Nesta segunda-feira, Peters e mais sete colegas publicaram no periódico Nature Climate Change uma espécie de equação do progresso climático. Chamada Identidade de Kaya, ela consiste, grossíssimo modo, em avaliar as emissões de CO2 com base em informações sobre três fatores: crescimento do PIB, intensidade energética e intensidade de carbono na economia. Se o PIB de um país, região ou do mundo inteiro cresce 3%, então os outros dois fatores terão de cair mais do que isso para as emissões caírem junto.

O cálculo pode ser usado para informar os governos durante os ciclos de revisão das metas de Paris (as NDCs), previstos para acontecer a cada cinco anos. Só que ele produz algumas verdades inconvenientes.

A mais espinhosa foi apontada pelo economista canadense Christopher Green em comentário ao estudo na mesma edição da Nature Climate Change: para atingir a meta de menos de 2oC, será preciso uma redução de 5% por ano nas emissões globais de CO2. Chegar lá com um crescimento anual de 2% no PIB do planeta exigiria que a intensidade de carbono da economia caísse 7% ao ano. Entre 2010 e 2015, ela caiu 2,1% ao ano. Como um crescimento global de 2% é considerado pífio pelos economistas, a intensidade de carbono precisa cair muito mais. “Essa nova análise sugere que nós podemos não estar prontos tecnologicamente”, escreveu Green.

As renováveis têm tido um crescimento impressionante: quintuplicaram entre 2000 e 2015. E contribuíram para reduzir as emissões, em especial na Europa. Nos EUA, o caso mais bem-sucedido de corte de CO2, o grande responsável foi o gás natural, que substituiu o carvão – não o vento e o sol. Na China, o percentual de fósseis na matriz caiu devido à expansão das renováveis, mas o principal fator a controlar as emissões tem sido a desaceleração do PIB.

Quando visto em perspectiva, mesmo esse crescimento acelerado das fontes não-poluentes parece pífio diante da tarefa de estabilizar o clima: elas saíram de 0,55% para 2,77% do total. Green lembra que esse crescimento deverá ser em grande parte compensado pelo declínio de 2% do uso da energia nuclear após o desastre de Fukushima.

“O crescimento das renováveis é impressionante e importante, mas precisamos acelerá-lo”, disse Peters. “As renováveis não têm substituído os combustíveis fósseis, certamente não na escala necessária, e precisamos entender por quê”, prosseguiu. “Dar muito crédito para as renováveis significa que perderemos outras coisas importantes.”

A captura e armazenamento de carbono (CCS) e a bioenergia com captura de carbono (Bio-CCS, ou BECCS) estão entre essas coisas importantes.
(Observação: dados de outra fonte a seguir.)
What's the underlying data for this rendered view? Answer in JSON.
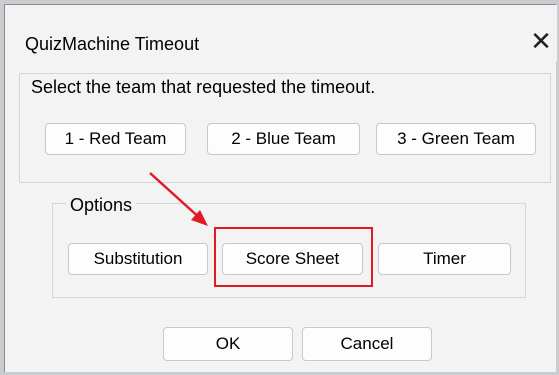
{
  "window": {
    "title": "QuizMachine Timeout",
    "close_symbol": "✕"
  },
  "team_group": {
    "prompt": "Select the team that requested the timeout.",
    "buttons": [
      "1 - Red Team",
      "2 - Blue Team",
      "3 - Green Team"
    ]
  },
  "options_group": {
    "label": "Options",
    "buttons": [
      "Substitution",
      "Score Sheet",
      "Timer"
    ]
  },
  "footer": {
    "ok_label": "OK",
    "cancel_label": "Cancel"
  },
  "annotation": {
    "highlight_color": "#e01b24",
    "arrow_color": "#e01b24",
    "highlighted_element": "Score Sheet"
  }
}
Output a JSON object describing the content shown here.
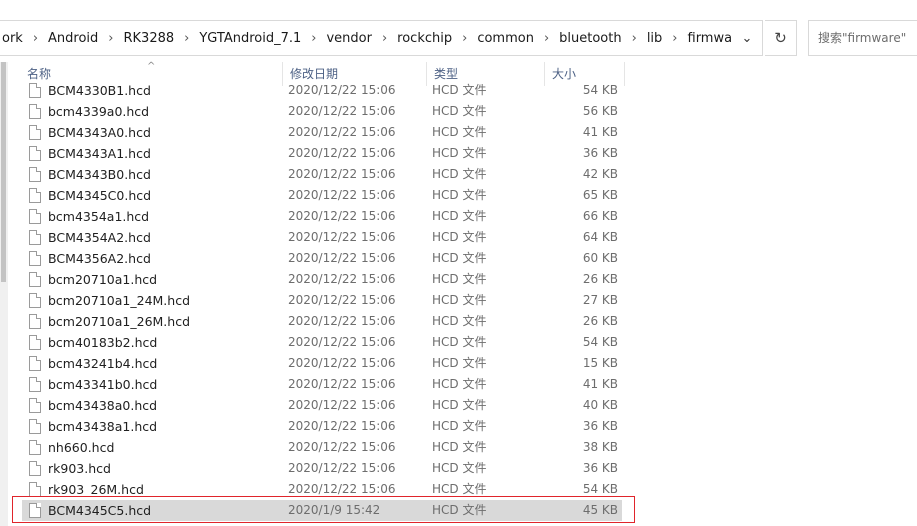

A maioria das projeções de emissões futuras consistentes com a meta de Paris envolve quantidades colossais de CCS e BECCS, mas no mundo real essas tecnologias ainda não fazem nem cócegas no CO2 solto por aí. Segundo o novo estudo, será preciso criar 4.000 plantas de CCS até 2030. O número proposto até 2020 está na casa das dezenas.

O Bio-CCS é uma tecnologia ainda mais complicada, porque praticamente não existe no mundo real em escala significativa. Além disso, enfrenta críticas de ambientalistas e de pesquisadores. O próprio Glen Peters é coautor de um artigo, publicado no ano passado, que chama o BECCS de “risco moral” – por possivelmente criar competição por uso da terra e uma certa indolência por parte de alguns países, que deixariam de cortar CO2 para investir nessa tecnologia, que pode não funcionar.

Tudo somado, a mensagem dos cientistas é uma só e simples: é preciso fazer de tudo e fazer agora para cortar emissões de energia e dar escala às outras tecnologias se quisermos ter alguma chance de evitar quebrar a barreira de 2oC. Peters diz que a chance neste momento é “zero”. “Ou pelo menos é muito difícil. Mas isso não significa que não devamos tentar.”